Think-Pink finance la recherche scientifique afin de prévenir les dégâts de l’irradiation chez les patientes atteintes du cancer du sein

Mardi 15 décembre 2015 — La radiothérapie fait partie du traitement standard après une chirurgie mammaire conservant le sein. La radiothérapie réduit de moitié le risque de rechute et augmente les chances de survie, mais peut causer également des effets secondaires aux organes normaux. Grâce à un nouveau positionnement de décubitus ventral, basé sur la technique de crawl en natation, les chercheurs de l’UZ Gand et du CMSE Namur réduisent considérablement les risques liés à la radiothérapie.

« Mondialement, la position couchée sur le dos est standard pour l’irradiation du sein. Cependant, de nombreux inconvénients y sont liés. L’anatomie de la poitrine en position couchée sur le dos est dans certains cas moins favorable pour la radiothérapie que la position couchée sur le ventre. En position ventrale, en raison de la gravité, le sein s’écarte des poumons et parfois du cœur, tout en réduisant les plis de peau », dit le docteur Vincent Remouchamps (CMSE Namur).

Les risques de l’irradiation

Les dégâts aux tissus sains peuvent se traduire par exemple par une induration du sein irradié, et une décoloration et un épaississement de la peau. Ces effets secondaires sont permanents.

Un problème plus grave peut se manifester sur le long terme, généralement plus de dix à quinze ans après le traitement. La cause en est l'irradiation des organes à proximité du sein, comme le cœur. Cela peut augmenter le risque d'infarctus du myocarde et l'insuffisance cardiaque. L’irradiation à proximité des poumons augmente le risque de cancer du poumon.

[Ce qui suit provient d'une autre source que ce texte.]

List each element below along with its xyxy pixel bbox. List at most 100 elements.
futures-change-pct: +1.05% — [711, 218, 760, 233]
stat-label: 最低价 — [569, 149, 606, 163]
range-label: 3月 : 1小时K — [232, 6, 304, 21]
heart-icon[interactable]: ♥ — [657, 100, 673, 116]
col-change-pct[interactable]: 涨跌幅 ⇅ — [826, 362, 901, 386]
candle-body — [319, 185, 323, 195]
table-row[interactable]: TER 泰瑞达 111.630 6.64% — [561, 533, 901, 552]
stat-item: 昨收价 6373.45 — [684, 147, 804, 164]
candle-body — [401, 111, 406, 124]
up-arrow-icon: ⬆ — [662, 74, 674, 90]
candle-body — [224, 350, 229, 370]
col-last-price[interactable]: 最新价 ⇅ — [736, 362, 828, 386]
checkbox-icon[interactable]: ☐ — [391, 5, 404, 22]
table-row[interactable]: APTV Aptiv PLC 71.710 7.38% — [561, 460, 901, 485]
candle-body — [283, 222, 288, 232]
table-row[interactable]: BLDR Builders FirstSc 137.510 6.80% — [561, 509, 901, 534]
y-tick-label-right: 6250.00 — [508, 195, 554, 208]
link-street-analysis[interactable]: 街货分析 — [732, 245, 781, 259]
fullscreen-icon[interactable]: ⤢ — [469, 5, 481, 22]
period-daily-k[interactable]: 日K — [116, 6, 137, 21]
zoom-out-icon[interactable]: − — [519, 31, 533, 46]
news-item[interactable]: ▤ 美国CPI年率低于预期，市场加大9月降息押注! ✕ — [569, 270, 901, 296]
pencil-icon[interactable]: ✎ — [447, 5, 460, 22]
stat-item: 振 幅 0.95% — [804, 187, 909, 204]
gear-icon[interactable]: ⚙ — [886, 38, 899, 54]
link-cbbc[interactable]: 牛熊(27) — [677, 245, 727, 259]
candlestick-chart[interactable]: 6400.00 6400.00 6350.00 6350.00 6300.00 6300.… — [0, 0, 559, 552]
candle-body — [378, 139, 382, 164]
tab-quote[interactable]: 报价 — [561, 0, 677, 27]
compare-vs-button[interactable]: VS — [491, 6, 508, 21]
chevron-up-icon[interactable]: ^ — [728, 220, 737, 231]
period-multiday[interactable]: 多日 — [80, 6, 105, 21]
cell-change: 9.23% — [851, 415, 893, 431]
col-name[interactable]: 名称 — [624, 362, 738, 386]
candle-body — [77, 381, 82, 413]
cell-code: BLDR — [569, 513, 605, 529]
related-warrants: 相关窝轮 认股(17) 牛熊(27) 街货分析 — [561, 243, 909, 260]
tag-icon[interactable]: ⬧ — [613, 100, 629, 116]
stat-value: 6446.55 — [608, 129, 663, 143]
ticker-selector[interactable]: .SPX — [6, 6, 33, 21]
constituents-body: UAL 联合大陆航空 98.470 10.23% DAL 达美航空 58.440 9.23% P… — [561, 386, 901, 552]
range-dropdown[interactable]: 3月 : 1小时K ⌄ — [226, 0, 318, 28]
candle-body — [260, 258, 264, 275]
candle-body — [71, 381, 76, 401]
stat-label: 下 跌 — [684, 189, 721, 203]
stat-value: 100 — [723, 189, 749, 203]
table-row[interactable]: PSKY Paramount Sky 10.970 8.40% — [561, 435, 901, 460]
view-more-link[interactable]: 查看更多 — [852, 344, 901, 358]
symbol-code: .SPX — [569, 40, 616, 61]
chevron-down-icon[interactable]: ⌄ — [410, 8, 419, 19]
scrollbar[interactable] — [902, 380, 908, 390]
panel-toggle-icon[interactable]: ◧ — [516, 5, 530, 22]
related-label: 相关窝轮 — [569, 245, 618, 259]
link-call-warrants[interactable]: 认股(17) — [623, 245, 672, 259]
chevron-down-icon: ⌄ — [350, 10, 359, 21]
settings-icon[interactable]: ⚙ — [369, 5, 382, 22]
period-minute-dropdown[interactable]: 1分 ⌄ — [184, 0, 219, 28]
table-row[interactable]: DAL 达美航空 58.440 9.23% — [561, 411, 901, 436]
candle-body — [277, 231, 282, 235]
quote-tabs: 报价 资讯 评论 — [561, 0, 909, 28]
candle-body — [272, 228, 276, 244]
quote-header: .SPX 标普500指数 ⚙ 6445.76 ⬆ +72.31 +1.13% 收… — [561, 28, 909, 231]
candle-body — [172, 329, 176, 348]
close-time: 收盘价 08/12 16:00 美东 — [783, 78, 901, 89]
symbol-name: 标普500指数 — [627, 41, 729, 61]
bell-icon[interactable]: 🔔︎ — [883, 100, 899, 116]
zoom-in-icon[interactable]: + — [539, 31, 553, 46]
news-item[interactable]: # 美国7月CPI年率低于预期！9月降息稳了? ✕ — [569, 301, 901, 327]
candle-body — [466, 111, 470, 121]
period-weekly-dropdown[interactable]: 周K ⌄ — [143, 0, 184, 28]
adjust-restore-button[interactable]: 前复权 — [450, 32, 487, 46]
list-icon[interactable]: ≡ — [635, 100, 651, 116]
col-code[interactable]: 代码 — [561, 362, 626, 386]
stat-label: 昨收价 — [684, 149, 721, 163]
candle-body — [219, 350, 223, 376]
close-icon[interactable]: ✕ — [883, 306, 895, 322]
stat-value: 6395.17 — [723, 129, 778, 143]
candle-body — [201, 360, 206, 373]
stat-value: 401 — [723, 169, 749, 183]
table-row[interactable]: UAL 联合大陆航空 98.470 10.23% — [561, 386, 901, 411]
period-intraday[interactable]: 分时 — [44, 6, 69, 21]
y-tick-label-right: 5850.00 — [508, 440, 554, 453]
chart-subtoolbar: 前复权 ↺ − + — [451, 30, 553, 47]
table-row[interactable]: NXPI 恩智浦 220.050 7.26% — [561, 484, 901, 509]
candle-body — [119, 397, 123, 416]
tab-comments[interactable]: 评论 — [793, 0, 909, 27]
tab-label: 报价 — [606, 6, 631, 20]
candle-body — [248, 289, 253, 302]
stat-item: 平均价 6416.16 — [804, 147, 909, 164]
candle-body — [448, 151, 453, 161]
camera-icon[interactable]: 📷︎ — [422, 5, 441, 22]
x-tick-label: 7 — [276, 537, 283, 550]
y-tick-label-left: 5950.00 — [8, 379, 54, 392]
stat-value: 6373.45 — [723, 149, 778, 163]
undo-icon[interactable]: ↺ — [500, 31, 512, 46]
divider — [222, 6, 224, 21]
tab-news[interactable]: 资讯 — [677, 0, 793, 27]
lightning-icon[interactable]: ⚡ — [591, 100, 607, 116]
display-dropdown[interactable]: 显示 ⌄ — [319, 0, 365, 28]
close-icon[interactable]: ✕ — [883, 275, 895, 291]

UZ Gand et CMSE Namur unissent leurs forces

Pour prévenir et réduire les dommages de rayonnement chez les patients atteints de cancer du sein, les hôpitaux UZ Gand et CMSE Namur collaborent étroitement. Leur objectif est de prendre de nouvelles mesures afin que la position ventrale en « crawl » devienne la position par défaut. Ils veulent ainsi réduire au maximum les dommages liés au rayonnement.

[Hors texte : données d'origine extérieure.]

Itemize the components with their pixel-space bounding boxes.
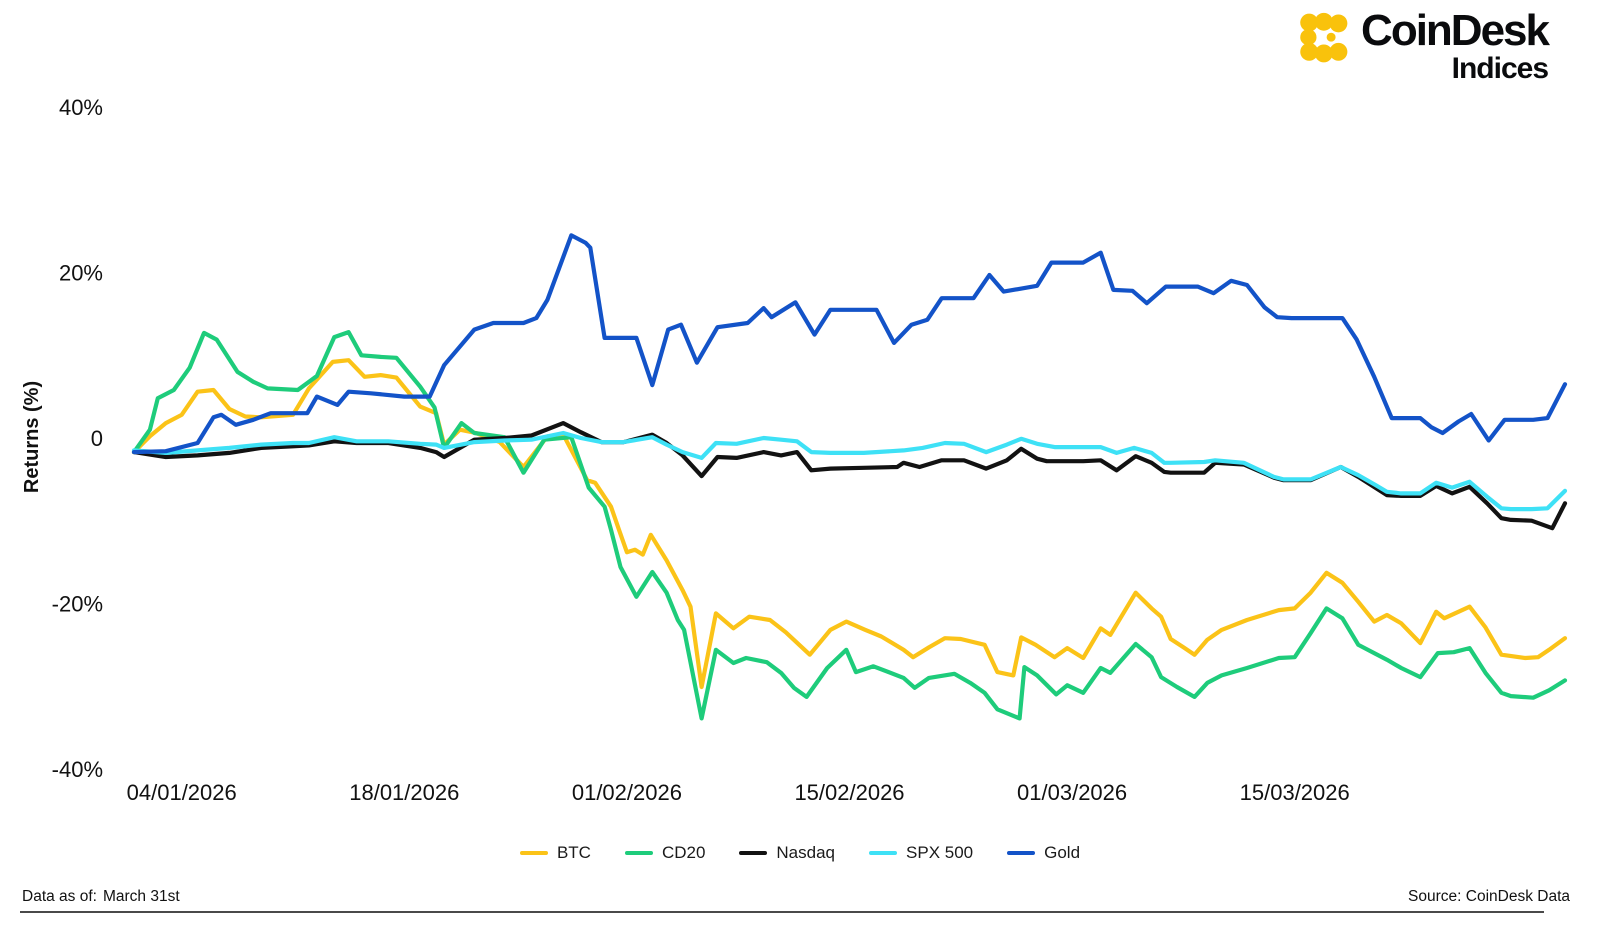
brand-name: CoinDesk (1361, 6, 1550, 55)
brand-subtitle: Indices (1451, 52, 1549, 86)
legend-item-spx-500: SPX 500 (869, 843, 973, 863)
legend-swatch-icon (869, 851, 898, 855)
legend-swatch-icon (624, 851, 653, 855)
legend-swatch-icon (519, 851, 548, 855)
legend-item-btc: BTC (519, 843, 591, 863)
y-tick-label: 20% (59, 261, 103, 286)
returns-line-chart: 40% 20% 0 -20% -40% Returns (%) 04/01/2026 18/0… (21, 95, 1568, 805)
legend-label: CD20 (661, 843, 706, 862)
legend-swatch-icon (739, 851, 768, 855)
legend-label: SPX 500 (906, 843, 974, 862)
x-tick-label: 01/03/2026 (1017, 780, 1127, 805)
data-as-of-value: March 31st (102, 888, 180, 905)
x-tick-label: 15/02/2026 (794, 780, 904, 805)
series-line-gold (131, 233, 1568, 455)
legend-label: Gold (1044, 843, 1081, 862)
y-tick-label: -20% (52, 591, 103, 616)
legend-label: Nasdaq (776, 843, 836, 862)
series-line-nasdaq (131, 421, 1568, 531)
source-credit: Source: CoinDesk Data (1408, 888, 1570, 905)
y-tick-label: -40% (52, 757, 103, 782)
x-tick-label: 15/03/2026 (1240, 780, 1350, 805)
series-line-btc (131, 358, 1568, 690)
chart-legend: BTC CD20 Nasdaq SPX 500 Gold (0, 843, 1600, 863)
footer-divider (20, 911, 1544, 913)
y-axis-title: Returns (%) (21, 381, 43, 493)
series-line-cd20 (131, 330, 1568, 721)
x-tick-label: 04/01/2026 (127, 780, 237, 805)
coindesk-logo: CoinDesk Indices (1297, 6, 1550, 86)
coindesk-dots-icon (1297, 12, 1349, 64)
legend-item-nasdaq: Nasdaq (739, 843, 835, 863)
data-as-of-label: Data as of: (22, 888, 97, 905)
legend-swatch-icon (1007, 851, 1036, 855)
x-tick-label: 01/02/2026 (572, 780, 682, 805)
y-tick-label: 40% (59, 95, 103, 120)
x-tick-label: 18/01/2026 (349, 780, 459, 805)
y-tick-label: 0 (91, 426, 103, 451)
series-line-spx-500 (131, 430, 1568, 512)
legend-item-cd20: CD20 (624, 843, 706, 863)
legend-item-gold: Gold (1007, 843, 1080, 863)
data-as-of: Data as of: March 31st (22, 888, 180, 906)
legend-label: BTC (556, 843, 591, 862)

« Les objections courantes à la position ventrale sont purement pratiques », explique le docteur Vincent Remouchamps. « La position requiert l’utilisation d’outils complexes et est difficile à reproduire. En outre, elle est actuellement inconfortable. »

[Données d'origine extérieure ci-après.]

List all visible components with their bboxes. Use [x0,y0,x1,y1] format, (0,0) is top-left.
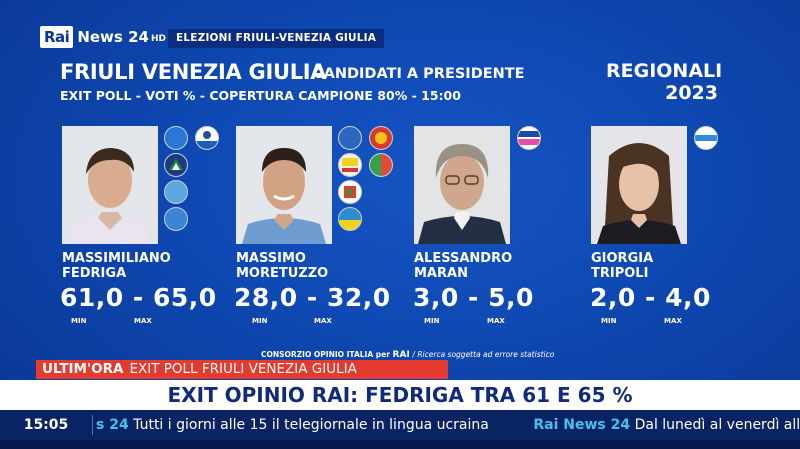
ticker-brand: Rai News 24 [533,417,631,433]
fratelli-d-italia-logo [164,153,188,177]
min-label: MIN [424,317,440,325]
candidate-first-name: MASSIMILIANO [62,251,171,266]
candidate-last-name: TRIPOLI [591,266,649,281]
news-ticker: 15:05 s 24 Tutti i giorni alle 15 il tel… [0,410,800,440]
alleanza-verdi-sinistra-logo [369,153,393,177]
candidate-photo-tripoli [591,126,687,244]
pd-logo [338,180,362,204]
bottom-strip [0,440,800,449]
subtitle: CANDIDATI A PRESIDENTE [313,66,525,82]
candidate-photo-moretuzzo [236,126,332,244]
ticker-brand: s 24 [96,417,129,433]
open-sinistra-logo [369,126,393,150]
candidate-first-name: ALESSANDRO [414,251,513,266]
ticker-scroll: s 24 Tutti i giorni alle 15 il telegiorn… [96,410,800,440]
patto-per-autonomia-logo [338,126,362,150]
year-label: 2023 [665,82,718,104]
vote-range-moretuzzo: 28,0 - 32,0 [234,283,391,312]
ultimora-bar: ULTIM'ORA EXIT POLL FRIULI VENEZIA GIULIA [36,360,448,379]
candidate-name-moretuzzo: MASSIMO MORETUZZO [236,251,396,281]
min-label: MIN [252,317,268,325]
vote-range-fedriga: 61,0 - 65,0 [60,283,217,312]
autonomia-logo [164,207,188,231]
ticker-text: Tutti i giorni alle 15 il telegiornale i… [133,417,489,433]
insieme-liberi-logo [694,126,718,150]
headline-bar: EXIT OPINIO RAI: FEDRIGA TRA 61 E 65 % [0,380,800,410]
regionali-label: REGIONALI [606,60,723,82]
ticker-time: 15:05 [0,410,92,440]
news24-label: News 24 [77,28,149,46]
candidate-last-name: FEDRIGA [62,266,127,281]
election-tag: ELEZIONI FRIULI-VENEZIA GIULIA [168,29,385,48]
region-title: FRIULI VENEZIA GIULIA [60,60,327,84]
ticker-divider [92,415,93,435]
candidate-first-name: GIORGIA [591,251,654,266]
ticker-text: Dal lunedì al venerdì alle 13.3 [634,417,800,433]
candidate-photo-fedriga [62,126,158,244]
vote-range-tripoli: 2,0 - 4,0 [590,283,711,312]
max-label: MAX [487,317,505,325]
exit-poll-info: EXIT POLL - VOTI % - COPERTURA CAMPIONE … [60,88,461,103]
candidate-last-name: MARAN [414,266,468,281]
hd-label: HD [150,34,166,44]
candidate-last-name: MORETUZZO [236,266,329,281]
channel-logo: Rai News 24 HD [40,24,166,50]
lega-logo [195,126,219,150]
candidate-name-tripoli: GIORGIA TRIPOLI [591,251,751,281]
m5s-logo [338,153,362,177]
max-label: MAX [314,317,332,325]
max-label: MAX [134,317,152,325]
candidate-first-name: MASSIMO [236,251,306,266]
candidate-name-fedriga: MASSIMILIANO FEDRIGA [62,251,222,281]
source-note: CONSORZIO OPINIO ITALIA per RAI / Ricerc… [261,350,554,360]
azione-italia-viva-logo [517,126,541,150]
ultimora-text: EXIT POLL FRIULI VENEZIA GIULIA [129,361,357,377]
forza-italia-logo [164,126,188,150]
source-prefix: CONSORZIO OPINIO ITALIA per [261,350,390,359]
ultimora-label: ULTIM'ORA [42,361,124,377]
min-label: MIN [601,317,617,325]
max-label: MAX [664,317,682,325]
min-label: MIN [71,317,87,325]
candidate-name-maran: ALESSANDRO MARAN [414,251,574,281]
candidate-photo-maran [414,126,510,244]
rai-logo: Rai [40,26,74,48]
source-disclaimer: / Ricerca soggetta ad errore statistico [412,350,555,359]
fedriga-list-logo [164,180,188,204]
vote-range-maran: 3,0 - 5,0 [413,283,534,312]
moretuzzo-presidente-logo [338,207,362,231]
source-rai: RAI [392,350,410,360]
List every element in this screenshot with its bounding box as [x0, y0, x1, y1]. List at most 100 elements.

Inventer et expérimenter de nouvelles tables de thérapie

« Tous les tests démontrent que la nouvelle position de crawl fonctionne. Mais elle est incompatible avec les tables existantes. Par conséquent, nous travaillons, avec l’UZ de Gand et l’Association Centre de Design Industriel de l'Université de Gand, à la réalisation de prototypes de nouvelles tables de thérapie. Ceci est possible grâce au soutien financier significatif de Think-Pink. Avec cette nouvelle approche, nous voulons réduire les dommages de rayonnement chez les patientes atteintes du cancer du sein et même complètement les éviter à l'avenir. Dans les deux ans, cela doit être au point », conclut Vincent Remouchamps.